Characterization of Pore Space of Cement-Based Materials by Combined Mercury and Wood's Metal Intrusion

Analysis of the pore space is crucial for a profound understanding of the transport and mechanical properties of porous materials. Mercury intrusion porosimetry (MIP) is an easy and widely applied method to determine the pore size distribution of mesoporous materials, but a principal problem makes data interpretation difficult. Large ink-bottle pores may be accessed by the intruding mercury through smaller, so-called neck pores only. This leads to significant under estimaion of pore sizes and to hysteresis effects between intrusion and extrusion in materials with a broad pore size distribution such as cement-based materials.
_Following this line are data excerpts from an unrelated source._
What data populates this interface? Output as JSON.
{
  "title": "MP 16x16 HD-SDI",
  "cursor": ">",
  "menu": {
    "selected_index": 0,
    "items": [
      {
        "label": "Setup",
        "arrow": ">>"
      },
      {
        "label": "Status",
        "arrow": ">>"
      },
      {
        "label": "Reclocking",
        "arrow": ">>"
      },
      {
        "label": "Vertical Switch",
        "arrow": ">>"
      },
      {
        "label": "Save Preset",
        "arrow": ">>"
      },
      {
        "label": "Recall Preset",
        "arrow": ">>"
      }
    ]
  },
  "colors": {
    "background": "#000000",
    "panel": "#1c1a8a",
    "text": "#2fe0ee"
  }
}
More accurate pore space information is obtained when ink-bottle pores in the measurement are excluded from analysis. This may be achieved by repeated intrusion cycles or by impregnating the ink-bottle pore space with Wood's metal. The combination of Wood's metal impregnation (WMI) and mercury intrusion in mortars and cement pastes as presented allows a characterization of the pore space independent of accessibility considerations. Different special pore types are defined, analyzed, and quantified. In a cement paste, 50% of all pores are found to be ink-bottle type, of which 60% are accessible through neck entrances larger than 20 nm in diameter. A further 30% of all pores are nonink-bottle type but are connected to the surface through such ink-bottle pores only. Furthermore, hysteresis and contact angle alternation effects between intrusion and extrusion were studied. A contact angle shift of 26° between intrusion and extrusion is proposed.